Walking conditions – Boots required. Some sections through the gorge require sure-footedness as they are a little awkward in places. Some precipitous drops close to footpath. 

Time required – 2.5 hours to Steall Ruins and back

Nearest town – Fort William

The first time I passed through the Nevis Gorge I was with a friend on route to Meanach Bothy. It was late at night, very dark and icy underfoot. Soon after negotiating this gorge we decided to stop and pitch a tent for the night. Unfortunately, it was my brand new tent and I hadn’t read the instructions on how to set it up. Embarrassingly, my friend and I, both tired and weary took the easy option of wrapping the tent around ourselves convinced we’d still get a good night’s sleep. We woke up in the early hours of the next day covered in snow. If I ever buy another tent I will not make this mistake again!

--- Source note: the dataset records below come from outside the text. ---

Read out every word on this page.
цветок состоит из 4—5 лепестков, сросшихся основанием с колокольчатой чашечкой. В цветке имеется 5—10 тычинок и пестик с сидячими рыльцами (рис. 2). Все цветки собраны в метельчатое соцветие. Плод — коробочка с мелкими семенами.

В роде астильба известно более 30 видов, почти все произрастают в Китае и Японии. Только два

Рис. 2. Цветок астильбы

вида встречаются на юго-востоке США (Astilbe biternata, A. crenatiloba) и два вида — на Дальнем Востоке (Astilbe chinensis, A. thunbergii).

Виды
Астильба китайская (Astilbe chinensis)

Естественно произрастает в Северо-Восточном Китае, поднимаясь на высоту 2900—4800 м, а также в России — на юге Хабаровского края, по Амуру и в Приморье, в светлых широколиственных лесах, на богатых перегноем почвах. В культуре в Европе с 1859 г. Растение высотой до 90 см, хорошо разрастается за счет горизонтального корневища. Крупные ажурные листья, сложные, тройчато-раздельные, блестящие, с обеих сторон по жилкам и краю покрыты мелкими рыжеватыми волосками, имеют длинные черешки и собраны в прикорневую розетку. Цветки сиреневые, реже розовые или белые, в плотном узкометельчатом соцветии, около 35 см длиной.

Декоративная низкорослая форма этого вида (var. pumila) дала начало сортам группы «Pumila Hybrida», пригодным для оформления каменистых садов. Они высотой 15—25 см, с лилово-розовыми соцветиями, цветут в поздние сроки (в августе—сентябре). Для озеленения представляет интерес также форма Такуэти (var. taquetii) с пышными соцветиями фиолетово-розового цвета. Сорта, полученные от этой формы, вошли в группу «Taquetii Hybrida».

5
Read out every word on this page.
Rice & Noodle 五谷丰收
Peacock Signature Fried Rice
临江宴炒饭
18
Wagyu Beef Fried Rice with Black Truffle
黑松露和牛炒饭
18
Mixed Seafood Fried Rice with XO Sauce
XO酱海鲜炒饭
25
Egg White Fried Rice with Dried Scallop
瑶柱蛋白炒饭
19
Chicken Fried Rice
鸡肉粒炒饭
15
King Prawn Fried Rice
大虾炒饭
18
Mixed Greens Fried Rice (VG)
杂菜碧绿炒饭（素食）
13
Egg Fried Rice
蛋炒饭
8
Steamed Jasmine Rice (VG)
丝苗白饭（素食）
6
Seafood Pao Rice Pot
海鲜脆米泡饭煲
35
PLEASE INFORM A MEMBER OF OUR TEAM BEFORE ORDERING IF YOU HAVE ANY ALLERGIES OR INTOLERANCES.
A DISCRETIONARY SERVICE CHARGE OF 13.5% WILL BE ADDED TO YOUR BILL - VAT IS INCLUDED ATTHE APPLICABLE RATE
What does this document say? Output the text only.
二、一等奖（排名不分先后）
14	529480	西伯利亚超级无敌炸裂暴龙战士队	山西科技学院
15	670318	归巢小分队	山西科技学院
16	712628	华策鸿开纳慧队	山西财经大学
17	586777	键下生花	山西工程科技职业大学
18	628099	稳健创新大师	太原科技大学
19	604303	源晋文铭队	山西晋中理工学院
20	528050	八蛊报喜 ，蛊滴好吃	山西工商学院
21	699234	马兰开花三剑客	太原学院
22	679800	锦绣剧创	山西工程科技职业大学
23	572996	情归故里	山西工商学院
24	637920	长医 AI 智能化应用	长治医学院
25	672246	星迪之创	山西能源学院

Driving along the single track road through Glen Nevis you will eventually reach an abrupt end to this road. That is where the footpath through the gorge begins. You will immediately be aware of the danger warning signs at the point of entering this path. Take heed of them but don’t necessarily be put off visiting the gorge. But please note: If you have small children, keep a tight hold of them as there are a few treacherous drops only a couple feet from the footpath. The rewards are great. After working your way through around 400 metres of a narrow gorge walk the landscape opens up into a magnificent gallery of mountains, waterfalls and a winding river. We normally walk through this wonderful setting for about a 1.5 Km to the Steall ruins next to the bridge. However, the last time we came here, we could not resist the lure of the Burma bridge across the river Nevis, not to mention the spectacular view of the Steall Falls for our picnic location. I’m not one to brag but I successfully negotiated the Burma Bridge because I like to show off in front of the children. On this occasion there were no serious consequences.